Patrick: Welcome to Tax Talk. This is Patrick Dougher. We got Jeff Pickering CPA and we’ve got Brad Bolinger of Bolinger and Hogue or bigtaxlaw.com.
We have got a great show for you today. I know that many of you want to get your tax questions answered and so we encourage you to call in at 214-787-1570.
Jeff Pickering CPA, Masters in Taxation, Brad Bolinger CPA and Estate Attorney. So, we’ve got some real rich value and wisdom sitting at the table here. 214 -787-1570 for your questions on today’s show and how to save you some money this year on taxes.
And I will tell you we’ve got some real concerns with higher taxation. Earlier, before the show started, Brad was mentioning that it looks like we may be on the road to 60% for the small business owner. Wouldn’t you agree?
Jeff: Yeah, that’s right. We’re comparing all the taxes that somebody has to deal with and 60%. But, if you live in New York, that’s more like 70%.
Patrick: Ouch. Well, I know we’ve got several deadlines we want to go to before we get too far into the show.
Jeff: Sure.
Patrick: What are some of the deadlines?
Jeff: Yeah, we’ve got our usual March 31st deadline to buy a Ford Fusion or Mercury Mariner hybrid and get the credit, April 15th, the big one; individuals, partnerships, trusts, your first estimated payment.
Extensions is a big one. Extensions are big. There was a recent poll done that says Dallas is number four in filing later in the US. So, we have a lot of people that file extensions, apparently, in Dallas.
Remember, you have to pay the tax because the extension is not an extension to pay. It’s just an extension to file. And if you don’t know how much that is, you just kind of have to guess and pay your tax with the extension.
Brad: Folks, that’s a good point right now I want to bring up. I’m Brad Bollinger and I want to thank Jeff for inviting me here today.
There are some golden opportunities here and if you miss them, the window is shutting, so you need to take advantage of these tax tips, folks. These are real and they will make a difference in your taxes.
I want to thank Jeff for inviting me to talk about estate tax planning. I cannot overemphasize the fact that you’ve got to plan now and you’ve got to put some things in place because we’ve got important deadlines coming. And once those deadlines are past, it’s going to be too late.
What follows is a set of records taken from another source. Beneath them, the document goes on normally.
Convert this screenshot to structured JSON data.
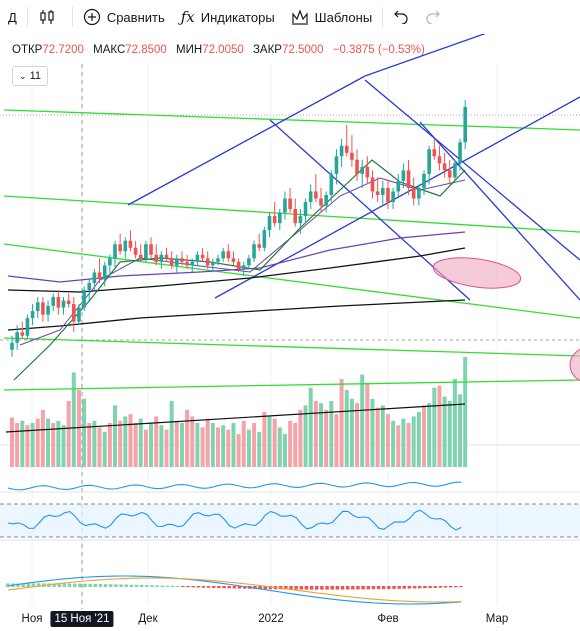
{
  "toolbar": {
    "interval": "Д",
    "compare": "Сравнить",
    "indicators": "Индикаторы",
    "templates": "Шаблоны",
    "icons": [
      "candles-icon",
      "plus-circle-icon",
      "fx-icon",
      "templates-icon",
      "undo-icon",
      "redo-icon"
    ]
  },
  "legend": {
    "open_label": "ОТКР",
    "open": "72.7200",
    "high_label": "МАКС",
    "high": "72.8500",
    "low_label": "МИН",
    "low": "72.0050",
    "close_label": "ЗАКР",
    "close": "72.5000",
    "change": "−0.3875 (−0.53%)",
    "indicator_count": "11"
  },
  "x_axis": {
    "labels": [
      "Ноя",
      "15 Ноя '21",
      "Дек",
      "2022",
      "Фев",
      "Мар"
    ],
    "highlighted": "15 Ноя '21"
  },
  "colors": {
    "up": "#26a69a",
    "down": "#ef5350",
    "volume_up": "#7fd4b0",
    "volume_down": "#f5a3a8",
    "channel": "#2b3bd1",
    "trend": "#33dd33",
    "ma_dark": "#111111",
    "ma_purple": "#6a3fb8",
    "ma_green": "#1e7b3a",
    "zone": "#f0a8c0",
    "rsi": "#2196f3",
    "macd_fast": "#2196f3",
    "macd_slow": "#f5a030"
  },
  "chart_data": {
    "type": "candlestick",
    "candles": [
      [
        0.2,
        0.28,
        0.16,
        0.24
      ],
      [
        0.24,
        0.34,
        0.2,
        0.3
      ],
      [
        0.3,
        0.36,
        0.26,
        0.28
      ],
      [
        0.28,
        0.4,
        0.26,
        0.38
      ],
      [
        0.38,
        0.46,
        0.34,
        0.42
      ],
      [
        0.42,
        0.5,
        0.38,
        0.47
      ],
      [
        0.47,
        0.5,
        0.36,
        0.4
      ],
      [
        0.4,
        0.48,
        0.36,
        0.45
      ],
      [
        0.45,
        0.52,
        0.42,
        0.5
      ],
      [
        0.5,
        0.54,
        0.4,
        0.44
      ],
      [
        0.44,
        0.5,
        0.4,
        0.48
      ],
      [
        0.48,
        0.52,
        0.44,
        0.46
      ],
      [
        0.46,
        0.5,
        0.3,
        0.36
      ],
      [
        0.36,
        0.46,
        0.34,
        0.44
      ],
      [
        0.44,
        0.56,
        0.42,
        0.54
      ],
      [
        0.54,
        0.6,
        0.48,
        0.58
      ],
      [
        0.58,
        0.66,
        0.54,
        0.64
      ],
      [
        0.64,
        0.72,
        0.58,
        0.6
      ],
      [
        0.6,
        0.7,
        0.56,
        0.68
      ],
      [
        0.68,
        0.74,
        0.62,
        0.72
      ],
      [
        0.72,
        0.82,
        0.66,
        0.8
      ],
      [
        0.8,
        0.86,
        0.74,
        0.76
      ],
      [
        0.76,
        0.84,
        0.72,
        0.82
      ],
      [
        0.82,
        0.88,
        0.76,
        0.78
      ],
      [
        0.78,
        0.82,
        0.72,
        0.74
      ],
      [
        0.74,
        0.8,
        0.7,
        0.72
      ],
      [
        0.72,
        0.82,
        0.7,
        0.8
      ],
      [
        0.8,
        0.84,
        0.72,
        0.74
      ],
      [
        0.74,
        0.8,
        0.68,
        0.7
      ],
      [
        0.7,
        0.76,
        0.66,
        0.74
      ],
      [
        0.74,
        0.78,
        0.7,
        0.72
      ],
      [
        0.72,
        0.76,
        0.66,
        0.68
      ],
      [
        0.68,
        0.74,
        0.64,
        0.72
      ],
      [
        0.72,
        0.76,
        0.68,
        0.7
      ],
      [
        0.7,
        0.74,
        0.66,
        0.68
      ],
      [
        0.68,
        0.72,
        0.64,
        0.7
      ],
      [
        0.7,
        0.76,
        0.68,
        0.74
      ],
      [
        0.74,
        0.78,
        0.7,
        0.72
      ],
      [
        0.72,
        0.76,
        0.66,
        0.68
      ],
      [
        0.68,
        0.72,
        0.64,
        0.7
      ],
      [
        0.7,
        0.74,
        0.68,
        0.72
      ],
      [
        0.72,
        0.78,
        0.7,
        0.76
      ],
      [
        0.76,
        0.8,
        0.7,
        0.72
      ],
      [
        0.72,
        0.76,
        0.68,
        0.7
      ],
      [
        0.7,
        0.72,
        0.64,
        0.66
      ],
      [
        0.66,
        0.7,
        0.62,
        0.68
      ],
      [
        0.68,
        0.74,
        0.66,
        0.72
      ],
      [
        0.72,
        0.82,
        0.7,
        0.8
      ],
      [
        0.8,
        0.86,
        0.76,
        0.78
      ],
      [
        0.78,
        0.9,
        0.76,
        0.88
      ],
      [
        0.88,
        0.98,
        0.84,
        0.96
      ],
      [
        0.96,
        1.04,
        0.9,
        0.92
      ],
      [
        0.92,
        1.0,
        0.88,
        0.98
      ],
      [
        0.98,
        1.1,
        0.94,
        1.06
      ],
      [
        1.06,
        1.12,
        0.98,
        1.0
      ],
      [
        1.0,
        1.06,
        0.9,
        0.92
      ],
      [
        0.92,
        1.0,
        0.86,
        0.96
      ],
      [
        0.96,
        1.06,
        0.92,
        1.04
      ],
      [
        1.04,
        1.14,
        1.0,
        1.1
      ],
      [
        1.1,
        1.2,
        1.04,
        1.06
      ],
      [
        1.06,
        1.12,
        0.98,
        1.02
      ],
      [
        1.02,
        1.1,
        0.98,
        1.08
      ],
      [
        1.08,
        1.22,
        1.04,
        1.2
      ],
      [
        1.2,
        1.34,
        1.14,
        1.3
      ],
      [
        1.3,
        1.4,
        1.24,
        1.36
      ],
      [
        1.36,
        1.48,
        1.3,
        1.32
      ],
      [
        1.32,
        1.42,
        1.24,
        1.28
      ],
      [
        1.28,
        1.34,
        1.16,
        1.2
      ],
      [
        1.2,
        1.28,
        1.12,
        1.24
      ],
      [
        1.24,
        1.3,
        1.14,
        1.18
      ],
      [
        1.18,
        1.22,
        1.06,
        1.1
      ],
      [
        1.1,
        1.18,
        1.04,
        1.08
      ],
      [
        1.08,
        1.16,
        1.02,
        1.12
      ],
      [
        1.12,
        1.16,
        1.0,
        1.04
      ],
      [
        1.04,
        1.12,
        1.0,
        1.1
      ],
      [
        1.1,
        1.2,
        1.06,
        1.16
      ],
      [
        1.16,
        1.26,
        1.12,
        1.22
      ],
      [
        1.22,
        1.28,
        1.08,
        1.12
      ],
      [
        1.12,
        1.18,
        1.02,
        1.06
      ],
      [
        1.06,
        1.14,
        1.02,
        1.12
      ],
      [
        1.12,
        1.22,
        1.08,
        1.2
      ],
      [
        1.2,
        1.36,
        1.14,
        1.34
      ],
      [
        1.34,
        1.4,
        1.28,
        1.3
      ],
      [
        1.3,
        1.36,
        1.22,
        1.26
      ],
      [
        1.26,
        1.32,
        1.18,
        1.22
      ],
      [
        1.22,
        1.28,
        1.14,
        1.18
      ],
      [
        1.18,
        1.28,
        1.16,
        1.26
      ],
      [
        1.26,
        1.4,
        1.22,
        1.38
      ],
      [
        1.38,
        1.62,
        1.34,
        1.58
      ]
    ],
    "volume": [
      [
        0.45,
        0
      ],
      [
        0.4,
        0
      ],
      [
        0.42,
        1
      ],
      [
        0.38,
        0
      ],
      [
        0.4,
        1
      ],
      [
        0.44,
        0
      ],
      [
        0.52,
        0
      ],
      [
        0.44,
        1
      ],
      [
        0.4,
        0
      ],
      [
        0.42,
        1
      ],
      [
        0.38,
        1
      ],
      [
        0.6,
        0
      ],
      [
        0.86,
        1
      ],
      [
        0.7,
        0
      ],
      [
        0.62,
        1
      ],
      [
        0.4,
        0
      ],
      [
        0.42,
        1
      ],
      [
        0.36,
        0
      ],
      [
        0.32,
        1
      ],
      [
        0.4,
        0
      ],
      [
        0.56,
        1
      ],
      [
        0.42,
        0
      ],
      [
        0.46,
        1
      ],
      [
        0.48,
        0
      ],
      [
        0.4,
        0
      ],
      [
        0.44,
        1
      ],
      [
        0.34,
        0
      ],
      [
        0.4,
        1
      ],
      [
        0.46,
        0
      ],
      [
        0.38,
        1
      ],
      [
        0.34,
        0
      ],
      [
        0.6,
        1
      ],
      [
        0.42,
        0
      ],
      [
        0.4,
        1
      ],
      [
        0.52,
        0
      ],
      [
        0.46,
        0
      ],
      [
        0.4,
        1
      ],
      [
        0.36,
        0
      ],
      [
        0.44,
        0
      ],
      [
        0.4,
        1
      ],
      [
        0.36,
        0
      ],
      [
        0.38,
        1
      ],
      [
        0.34,
        0
      ],
      [
        0.4,
        1
      ],
      [
        0.3,
        0
      ],
      [
        0.42,
        0
      ],
      [
        0.34,
        1
      ],
      [
        0.4,
        0
      ],
      [
        0.32,
        1
      ],
      [
        0.5,
        0
      ],
      [
        0.46,
        1
      ],
      [
        0.44,
        0
      ],
      [
        0.36,
        1
      ],
      [
        0.3,
        1
      ],
      [
        0.42,
        0
      ],
      [
        0.4,
        0
      ],
      [
        0.52,
        0
      ],
      [
        0.56,
        1
      ],
      [
        0.72,
        1
      ],
      [
        0.6,
        0
      ],
      [
        0.58,
        1
      ],
      [
        0.52,
        0
      ],
      [
        0.6,
        1
      ],
      [
        0.48,
        0
      ],
      [
        0.8,
        0
      ],
      [
        0.7,
        1
      ],
      [
        0.62,
        1
      ],
      [
        0.58,
        0
      ],
      [
        0.84,
        1
      ],
      [
        0.76,
        0
      ],
      [
        0.62,
        1
      ],
      [
        0.54,
        0
      ],
      [
        0.56,
        1
      ],
      [
        0.48,
        0
      ],
      [
        0.42,
        1
      ],
      [
        0.38,
        0
      ],
      [
        0.44,
        1
      ],
      [
        0.4,
        0
      ],
      [
        0.46,
        1
      ],
      [
        0.5,
        1
      ],
      [
        0.56,
        0
      ],
      [
        0.58,
        1
      ],
      [
        0.72,
        1
      ],
      [
        0.74,
        0
      ],
      [
        0.64,
        1
      ],
      [
        0.6,
        1
      ],
      [
        0.8,
        1
      ],
      [
        0.66,
        1
      ],
      [
        1.0,
        1
      ]
    ]
  }
}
The famous Roman emperor, Marcus Aurelius, his biggest quote was, “Life is more like wrestling than dancing,” and that it should stand ready and firm to meet onsets, however unexpected.
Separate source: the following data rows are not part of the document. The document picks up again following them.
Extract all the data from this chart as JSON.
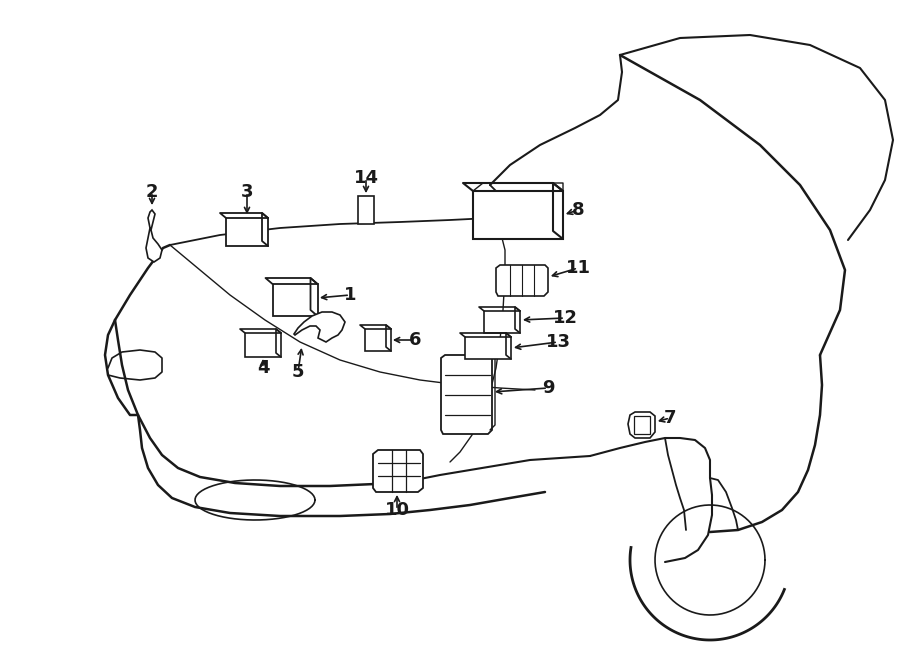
{
  "bg_color": "#ffffff",
  "line_color": "#1a1a1a",
  "text_color": "#1a1a1a",
  "fig_width": 9.0,
  "fig_height": 6.61
}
Folks, you’ve got to treat your tax planning like a wrestling match. You’ve got to put yourself in the right position and you’ve got to work at it because if you treat it like a dance, then come midnight, I think you’re going to end up owing a whole lot more taxes and missing out on golden opportunities. So, with that, Jeff, I’m looking forward to today’s topic.
Jeff: Great. Yeah, thanks Brad and by the way, for those of you who are interested to know what happened to Rex, we didn’t put him in a closet anywhere. He’s actually having fun in San Antonio. And Brad is the other half of Bolinger and Hogue and we’re glad to have him here.
So, we’ve got callers. We’re going to talk about the Obama thing, but let’s go. Let’s get somebody.
Brad: Very good. Okay. Rahm, you’re on the air.
Rahm: Yes, I got a 1031 exchange question. If I have [4:28 inaudible] property, let’s say, $200,000 and I want to exchange it, then I have to buy exactly $200,000 or if I buy, let’s say, $150,000 worth of property and then $50,000 might be profit on me or how does it work?
Jeff: Yeah, basically, the 1031 means you cannot touch the money. Otherwise, you get the tax consequences. And what it does is if you’ve got a $200,000 property, the gain is the part that gets rolled into the new property. By the way, your name is Rahm?
Rahm: Yes, Sir.
Jeff: Yeah. Were you a listener on our other radio show or did you just happen to find us?